6.
Me vi con el MIR aprobado y tres meses por delante hasta que eligiera plaza y empezase a trabajar. Tenía algun dinerillo en el bolsillo y un Madrid efervescente a mi disposición. E., el primo D. y yo decidimos quemar la noche. Nuestros locales favoritos eran el Carolina, el Rock-Ola, Pachá y el Palm Beach. Hicimos una buena colección de disparates. Conocíamos a un diseñador de la época llamado Antonio Molina, que falleció tempranamente en aquella epidemia que diezmó una generación. Había decorado Pachá y allí siempre teníamos una mesa con excelente servicio de copas y otros estimulantes. Nos quedábamos allí hasta las cuatro de la mañana en que se cerraba y el problema era siempre dónde ir entonces. Una noche de mal recuerdo, decidí invitar a todos los que allí quedábamos, unas cincuentena de personas, a continuar la fiesta en nuestra casa. Había que subir toda la Castellana para llegar hasta allí, varios gamberros nos desplazamos en moto, entre ellos mi amigo M.B., el mismo en cuya casa organizamos la fiesta de las luces rojas. Unos años antes nos había hecho sufrir mucho, cuando compartimos su aflicción por el asesinato de su hermano en la matanza de abogados laboralistas en Atocha. Esa noche nos dio un nuevo disgusto, a lomos de una Guzzi 750, a la altura del antiguo edificio de ABC se fue al suelo junto a la niña que llevaba detrás, ambos sin casco, por supuesto.
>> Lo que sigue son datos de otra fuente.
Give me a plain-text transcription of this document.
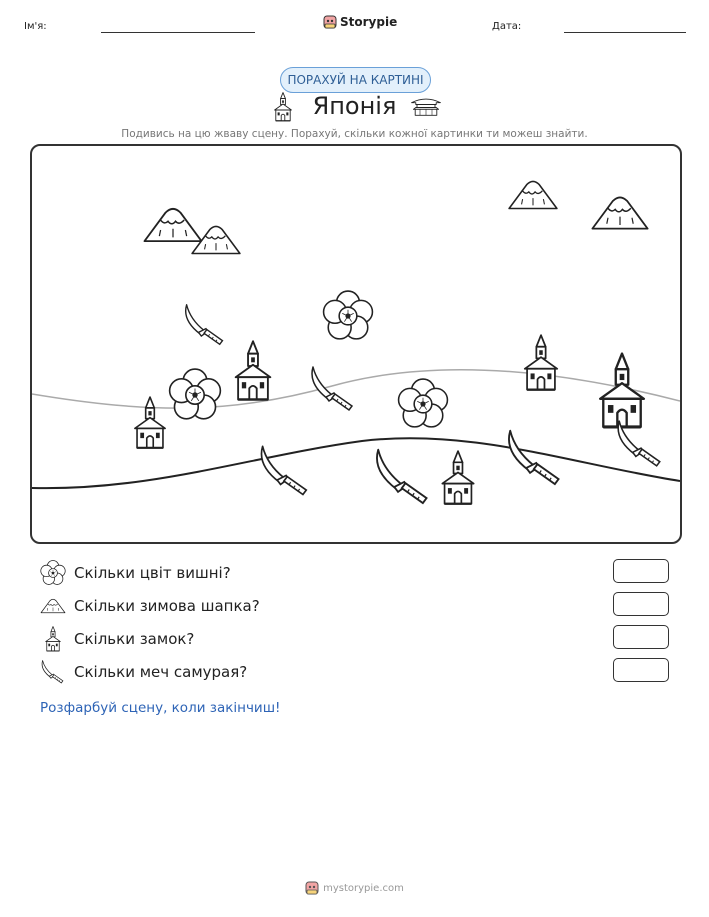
Ім'я:	Storypie	Дата:
ПОРАХУЙ НА КАРТИНІ
Японія
Подивись на цю жваву сцену. Порахуй, скільки кожної картинки ти можеш знайти.
Скільки цвіт вишні?
Скільки зимова шапка?
Скільки замок?
Скільки меч самурая?
Розфарбуй сцену, коли закінчиш!
mystorypie.com
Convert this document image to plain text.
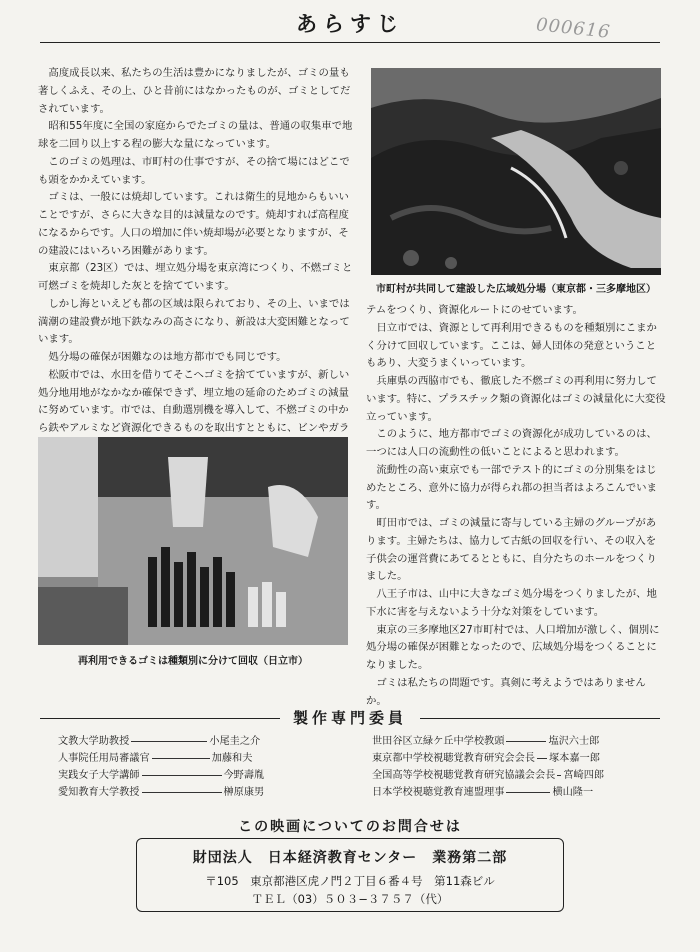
あらすじ	000616

高度成長以来、私たちの生活は豊かになりましたが、ゴミの量も著しくふえ、その上、ひと昔前にはなかったものが、ゴミとしてだされています。

昭和55年度に全国の家庭からでたゴミの量は、普通の収集車で地球を二回り以上する程の膨大な量になっています。

このゴミの処理は、市町村の仕事ですが、その捨て場にはどこでも頭をかかえています。

ゴミは、一般には焼却しています。これは衛生的見地からもいいことですが、さらに大きな目的は減量なのです。焼却すれば高程度になるからです。人口の増加に伴い焼却場が必要となりますが、その建設にはいろいろ困難があります。

東京都（23区）では、埋立処分場を東京湾につくり、不燃ゴミと可燃ゴミを焼却した灰とを捨てています。

しかし海といえども都の区域は限られており、その上、いまでは満潮の建設費が地下鉄なみの高さになり、新設は大変困難となっています。

処分場の確保が困難なのは地方都市でも同じです。

松阪市では、水田を借りてそこへゴミを捨てていますが、新しい処分地用地がなかなか確保できず、埋立地の延命のためゴミの減量に努めています。市では、自動選別機を導入して、不燃ゴミの中から鉄やアルミなど資源化できるものを取出すとともに、ビンやガラ

市町村が共同して建設した広域処分場（東京都・三多摩地区）

テムをつくり、資源化ルートにのせています。

日立市では、資源として再利用できるものを種類別にこまかく分けて回収しています。ここは、婦人団体の発意ということもあり、大変うまくいっています。

兵庫県の西脇市でも、徹底した不燃ゴミの再利用に努力しています。特に、プラスチック類の資源化はゴミの減量化に大変役立っています。

このように、地方都市でゴミの資源化が成功しているのは、一つには人口の流動性の低いことによると思われます。

流動性の高い東京でも一部でテスト的にゴミの分別集をはじめたところ、意外に協力が得られ都の担当者はよろこんでいます。

町田市では、ゴミの減量に寄与している主婦のグループがあります。主婦たちは、協力して古紙の回収を行い、その収入を子供会の運営費にあてるとともに、自分たちのホールをつくりました。

八王子市は、山中に大きなゴミ処分場をつくりましたが、地下水に害を与えないよう十分な対策をしています。

東京の三多摩地区27市町村では、人口増加が激しく、個別に処分場の確保が困難となったので、広域処分場をつくることになりました。

ゴミは私たちの問題です。真剣に考えようではありませんか。

再利用できるゴミは種類別に分けて回収（日立市）
製作専門委員
文教大学助教授	小尾圭之介
人事院任用局審議官	加藤和夫
実践女子大学講師	今野壽胤
愛知教育大学教授	榊原康男
世田谷区立緑ケ丘中学校教頭	塩沢六士郎
東京都中学校視聴覚教育研究会会長 塚本嘉一郎
全国高等学校視聴覚教育研究協議会会長 宮崎四郎
日本学校視聴覚教育連盟理事	横山隆一
この映画についてのお問合せは
財団法人　日本経済教育センター　業務第二部
〒105　東京都港区虎ノ門２丁目６番４号　第11森ビル
ＴＥＬ（03）５０３−３７５７（代）
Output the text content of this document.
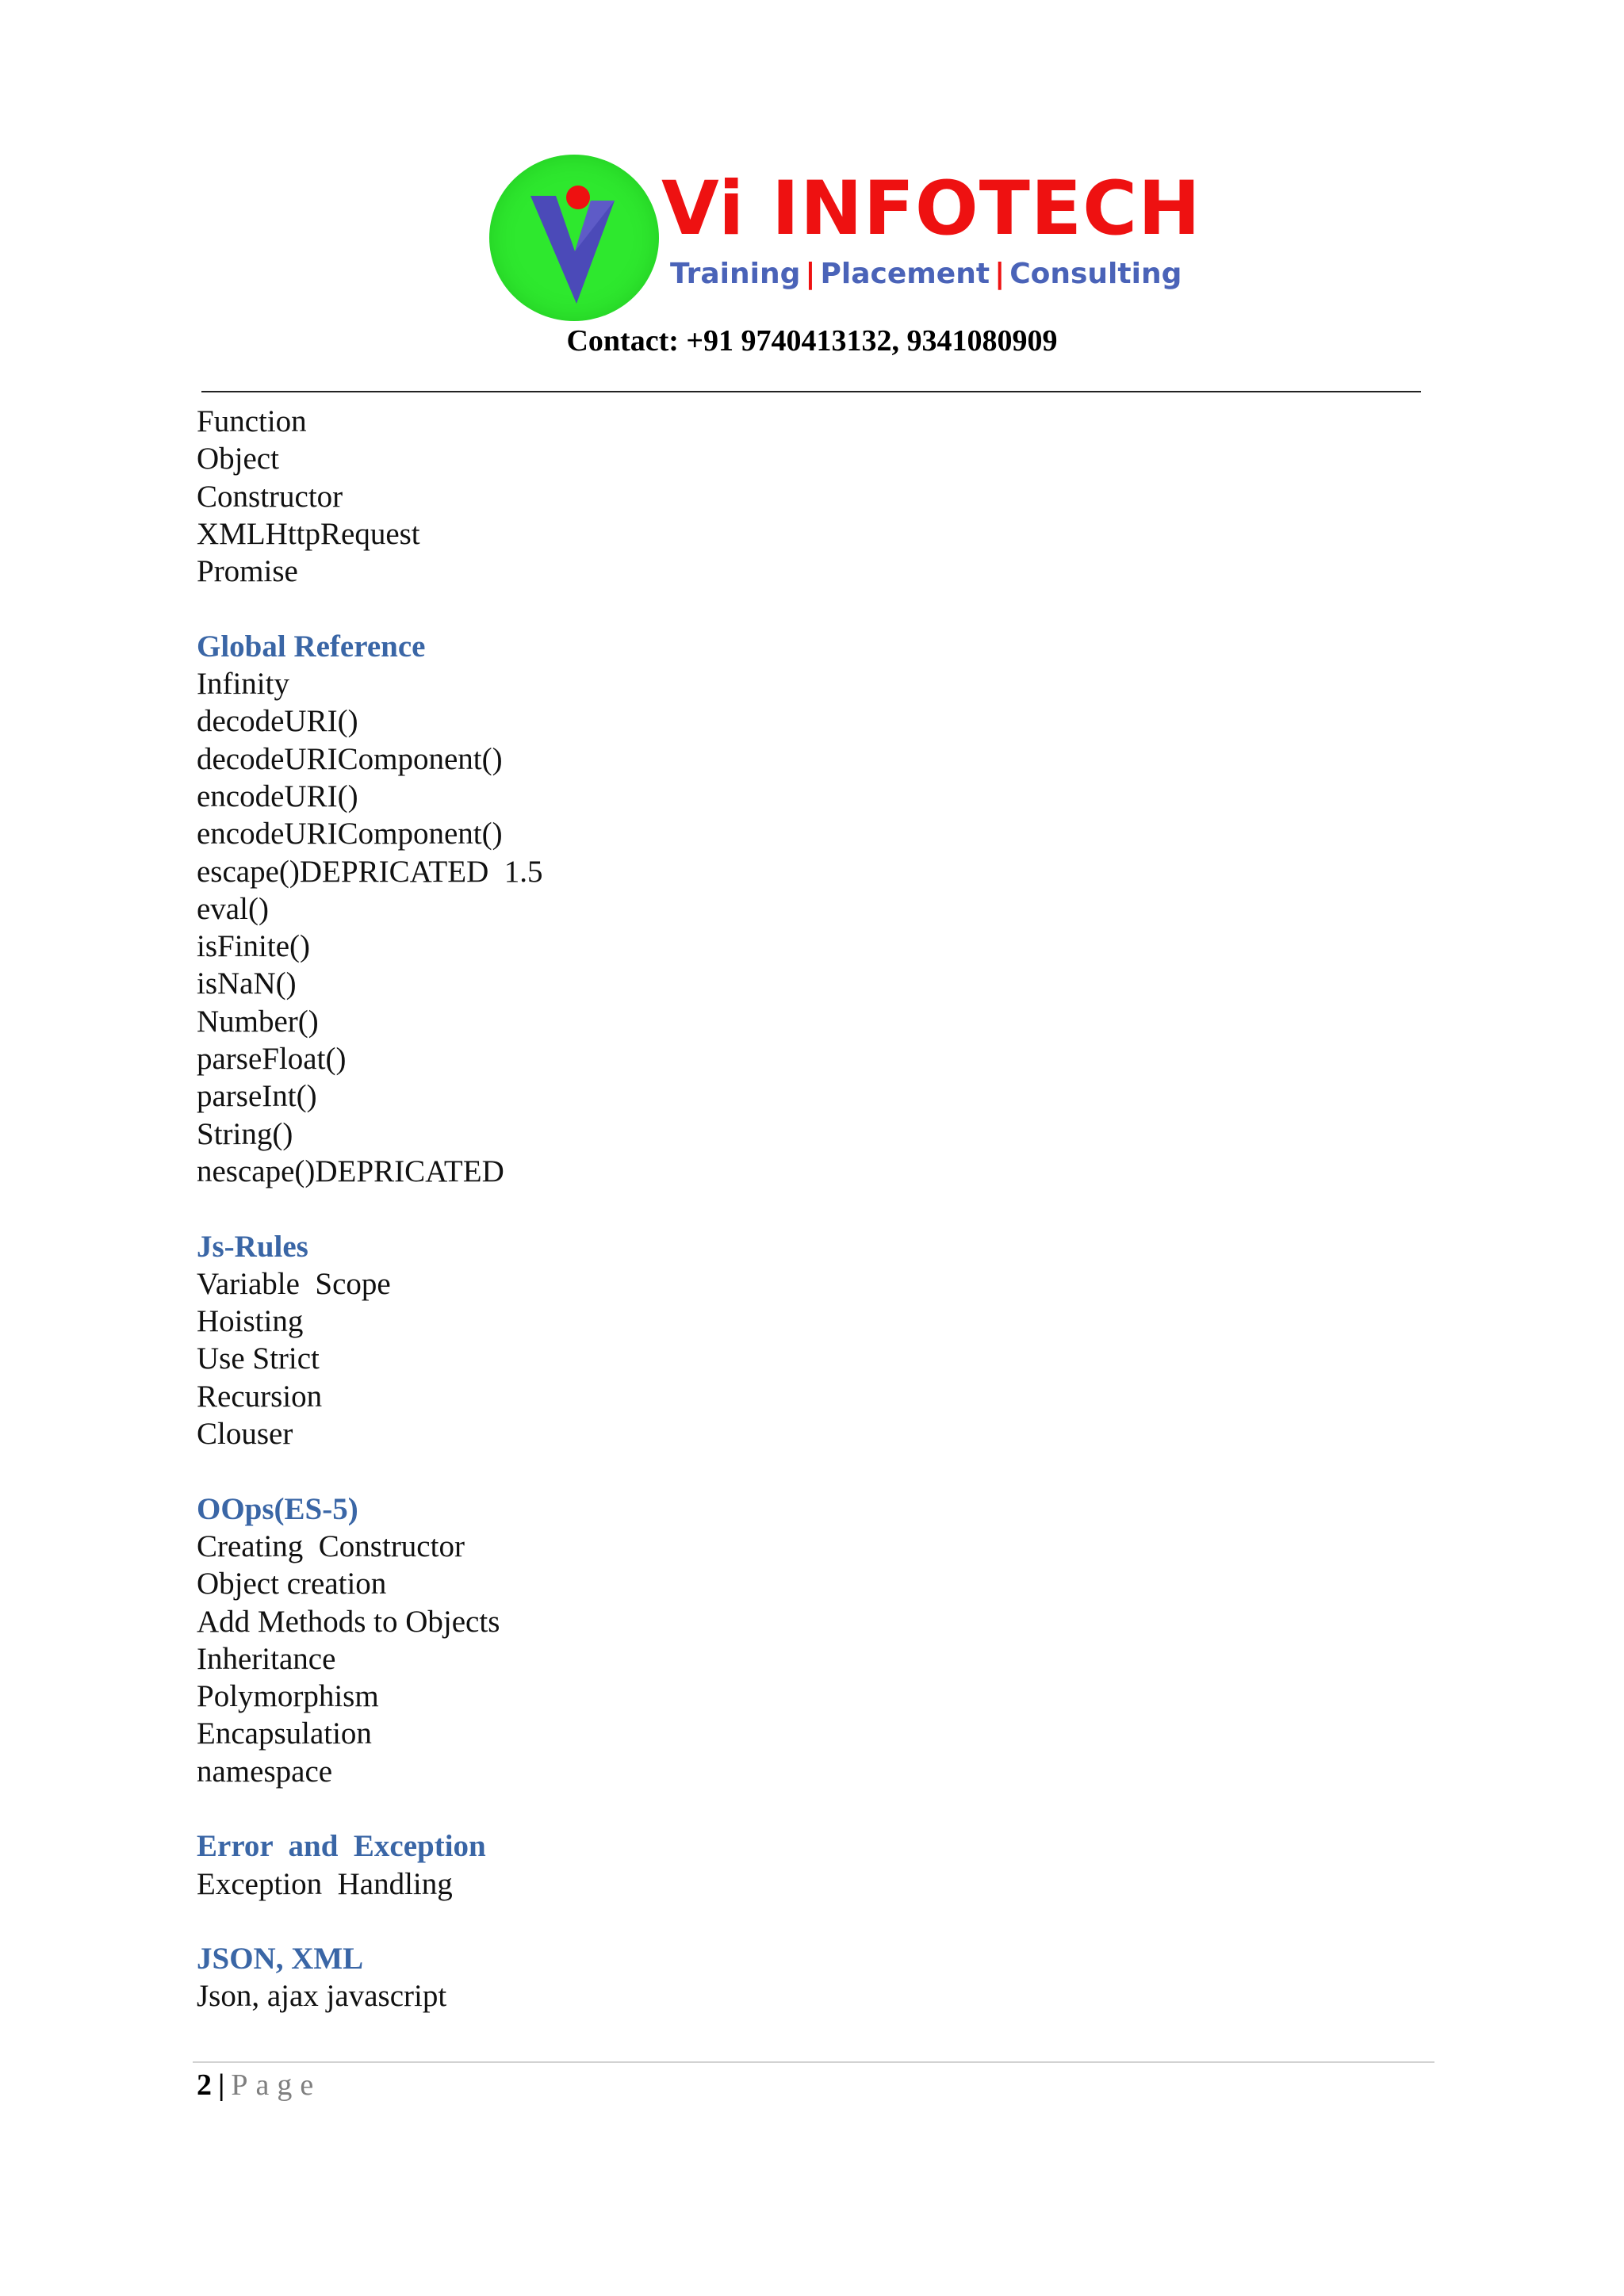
Vi INFOTECH
Training | Placement | Consulting
Contact: +91 9740413132, 9341080909
Function
Object
Constructor
XMLHttpRequest
Promise
Global Reference
Infinity
decodeURI()
decodeURIComponent()
encodeURI()
encodeURIComponent()
escape()DEPRICATED  1.5
eval()
isFinite()
isNaN()
Number()
parseFloat()
parseInt()
String()
nescape()DEPRICATED
Js-Rules
Variable  Scope
Hoisting
Use Strict
Recursion
Clouser
OOps(ES-5)
Creating  Constructor
Object creation
Add Methods to Objects
Inheritance
Polymorphism
Encapsulation
namespace
Error  and  Exception
Exception  Handling
JSON, XML
Json, ajax javascript
2 | Page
Ella quedó en coma y la trasladamos al Hospital Ramón y Cajal, único lugar de Madrid en que yo sabía que tenían un scanner cerebral disponible. Aquella criatura se recuperó finalmente, pero la noche se torció. A las nueve de la mañana regresé a casa, después de todas aquellas gestiones hospitalarias. Me encontré a E. desolada, nuestros invitados, desconocidos muchos de ellos, habían correspondido a sus anfitriones desvalijándonos la casa. Tampoco había mucho, algunas modestas joyas de E. y mis LPs de coleccionista.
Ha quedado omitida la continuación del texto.